The vast number of Foreclosure properties on the market and the preference of buyers for this product will tend to keep the Standard Sale at a disadvantage for some time.
Thoughts to keep in mind:
• Traditional sellers are finding that the number of offers received is not nearly as high as those received on foreclosure properties, which often receive multiple bids. The negotiation process also differs between traditional sellers today and traditional sellers during the height of the market. The Crown Team knows if a house is not being shown, then it is overpriced. The record number of foreclosed homes on the market gives buyers even more leverage.
• Resulting from the credit crisis, lenders now often require much more paperwork and thoroughly review borrowers’ credit histories, bank statements, tax returns, and job histories. The average mortgage applications today starts three times thicker than what it was at the start of the housing boom, and often gets thicker as the process moves along. One mortgage broker reports that now lenders want to know everything about the buyer, “It’s a true and full underwriting process on every particular loan.”

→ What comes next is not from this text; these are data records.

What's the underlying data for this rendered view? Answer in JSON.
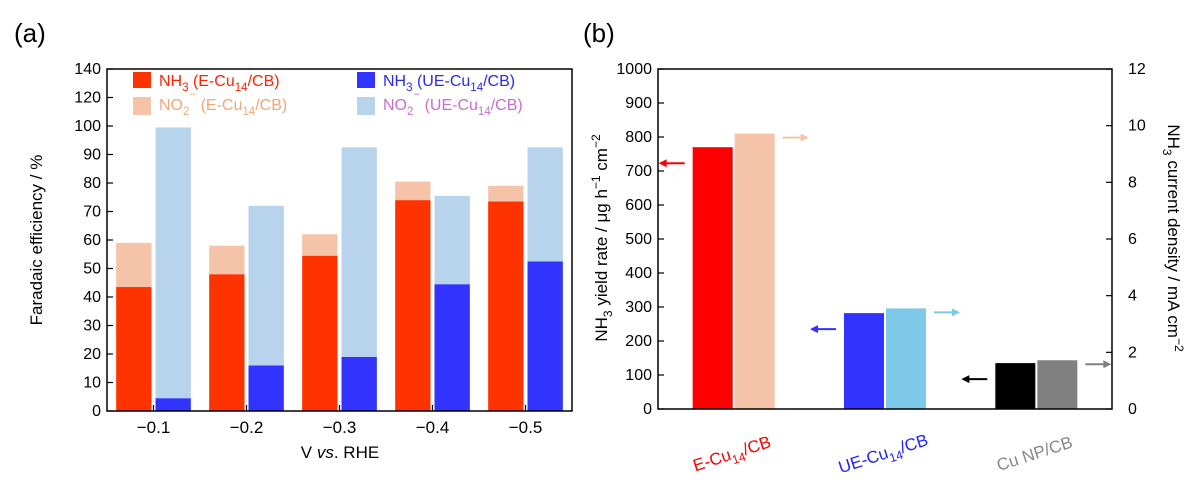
{
  "chart_data": [
    {
      "panel_label": "(a)",
      "type": "bar",
      "stacked_within_group": true,
      "categories": [
        "−0.1",
        "−0.2",
        "−0.3",
        "−0.4",
        "−0.5"
      ],
      "xlabel": "V vs. RHE",
      "ylabel": "Faradaic efficiency / %",
      "ylim": [
        0,
        140
      ],
      "yticks": [
        0,
        10,
        20,
        30,
        40,
        50,
        60,
        70,
        80,
        90,
        100,
        120,
        140
      ],
      "legend_placement": "top",
      "series": [
        {
          "name": "NH3 (E-Cu14/CB)",
          "group": "E-Cu14/CB",
          "values": [
            43.5,
            48,
            54.5,
            74,
            73.5
          ],
          "color": "#ff3300",
          "text_color": "#ff2200"
        },
        {
          "name": "NO2− (E-Cu14/CB)",
          "group": "E-Cu14/CB",
          "values": [
            15.5,
            10,
            7.5,
            6.5,
            5.5
          ],
          "color": "#f5c4a8",
          "text_color": "#f0a878"
        },
        {
          "name": "NH3 (UE-Cu14/CB)",
          "group": "UE-Cu14/CB",
          "values": [
            4.5,
            16,
            19,
            44.5,
            52.5
          ],
          "color": "#3333ff",
          "text_color": "#2a2aee"
        },
        {
          "name": "NO2− (UE-Cu14/CB)",
          "group": "UE-Cu14/CB",
          "values": [
            95,
            56,
            73.5,
            31,
            40
          ],
          "color": "#b8d3ec",
          "text_color": "#c86ed0"
        }
      ]
    },
    {
      "panel_label": "(b)",
      "type": "bar",
      "categories": [
        "E-Cu14/CB",
        "UE-Cu14/CB",
        "Cu NP/CB"
      ],
      "category_colors": [
        "#ff0000",
        "#2222ff",
        "#888888"
      ],
      "ylabel": "NH3 yield rate / μg h−1 cm−2",
      "ylim": [
        0,
        1000
      ],
      "yticks": [
        0,
        100,
        200,
        300,
        400,
        500,
        600,
        700,
        800,
        900,
        1000
      ],
      "y2label": "NH3 current density / mA cm−2",
      "y2lim": [
        0,
        12
      ],
      "y2ticks": [
        0,
        2,
        4,
        6,
        8,
        10,
        12
      ],
      "series": [
        {
          "axis": "left",
          "values": [
            770,
            282,
            135
          ],
          "colors": [
            "#ff0000",
            "#3333ff",
            "#000000"
          ]
        },
        {
          "axis": "right",
          "values": [
            9.72,
            3.55,
            1.72
          ],
          "colors": [
            "#f5c4a8",
            "#7ec8e8",
            "#808080"
          ]
        }
      ]
    }
  ]
}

• It is not uncommon nowadays for closings to take 60 days. One reason is because of the adoption of the Home Valuation Code of Conduct (HVCC), which often results in appraisers evaluating homes in areas they are not familiar with and often using comparables that are inaccurate. This has caused delays in closing sales, and in some cases, undermining sales because appraisals are coming in too low.
• Just about everyone in the real estate industry agrees that another dramatic boom-bust cycle isn’t going to happen again anytime soon.